Wednesday, November 08, 2006

Still Life with Apples and Teapot


Next time you're admiring Cézanne's Nature Morte avec Pommes et Théière (Still Life with Apples and Teapot) at the National Museum, Cardiff, consider its colourful history.

By this I don't mean Cézanne's artistic struggle with the work or even its bequeathment to the museum by Gwendoline Davies of Gregynog in 1952 - I'm referring of course to its getting nicked.

In 1961 the painting was loaned out to the Vendôme Museum at Aix-en-Provence (Cézanne's hometown) for an exhibition. However, in the dead of night a gang of daring art thieves slipped past two gun-toting police guards and pinched it, along with seven other Cézanne masterpieces. It was like something out of the Thomas Crown Affair.

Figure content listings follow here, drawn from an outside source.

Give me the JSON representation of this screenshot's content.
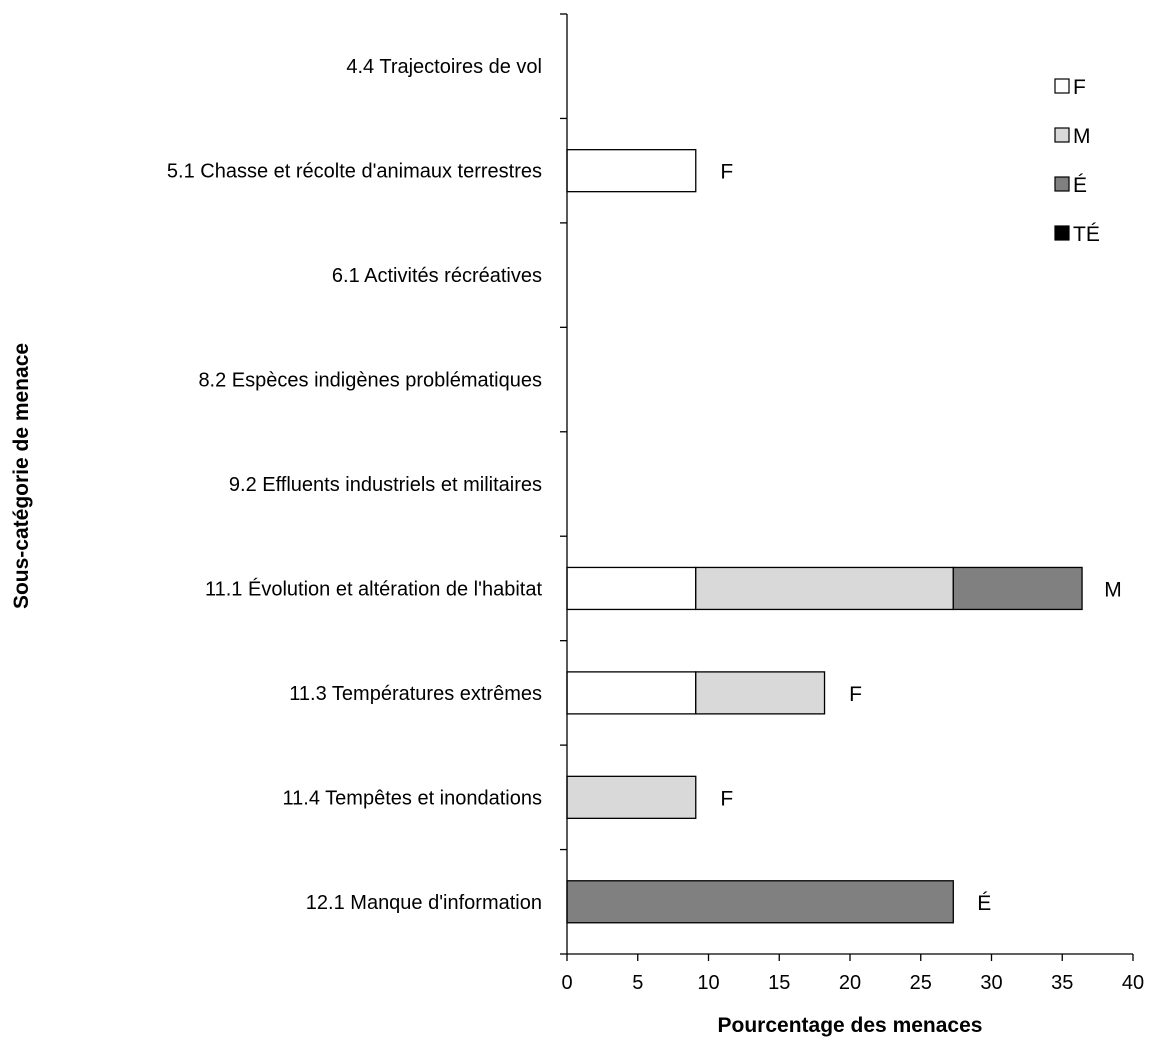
{
  "chart_data": {
    "type": "bar",
    "orientation": "horizontal",
    "stacked": true,
    "categories": [
      "4.4 Trajectoires  de vol",
      "5.1 Chasse  et récolte d'animaux terrestres",
      "6.1 Activités récréatives",
      "8.2 Espèces indigènes problématiques",
      "9.2 Effluents industriels et militaires",
      "11.1 Évolution et altération de l'habitat",
      "11.3 Températures  extrêmes",
      "11.4 Tempêtes et inondations",
      "12.1 Manque d'information"
    ],
    "series": [
      {
        "name": "F",
        "color": "#ffffff",
        "values": [
          0,
          9.1,
          0,
          0,
          0,
          9.1,
          9.1,
          0,
          0
        ]
      },
      {
        "name": "M",
        "color": "#d9d9d9",
        "values": [
          0,
          0,
          0,
          0,
          0,
          18.2,
          9.1,
          9.1,
          0
        ]
      },
      {
        "name": "É",
        "color": "#808080",
        "values": [
          0,
          0,
          0,
          0,
          0,
          9.1,
          0,
          0,
          27.3
        ]
      },
      {
        "name": "TÉ",
        "color": "#000000",
        "values": [
          0,
          0,
          0,
          0,
          0,
          0,
          0,
          0,
          0
        ]
      }
    ],
    "end_labels": [
      "",
      "F",
      "",
      "",
      "",
      "M",
      "F",
      "F",
      "É"
    ],
    "xlabel": "Pourcentage des menaces",
    "ylabel": "Sous-catégorie  de menace",
    "xlim": [
      0,
      40
    ],
    "xticks": [
      0,
      5,
      10,
      15,
      20,
      25,
      30,
      35,
      40
    ],
    "grid": false,
    "legend_position": "top-right"
  }
}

The crime was the latest in an unprecedented wave of art thefts on the French Riviera carried out by a mysterious gang. It was assumed the canvasses were being stolen to order for a private collector.

Back in Cardiff staff at the museum were mortified. Although a Viennese insurance company immediately forked out £60k it was no consolation - the painting was considered irreplaceable.

Several months later police were checking out a suspicious vehicle abandoned in the middle of Marseille. A fake number plate revealed the car to have been stolen. When the French cops searched inside they discovered eight Cézanne paintings including Still Life with Apples and Teapot.

Mercifully all the artworks were undamaged, only their frames were missing. After being authenticated by experts the paintings were returned to their galleries and Still Life with Apples and Teapot came safely back home to Cardiff.

I do like a glamorous art theft story with a happy ending.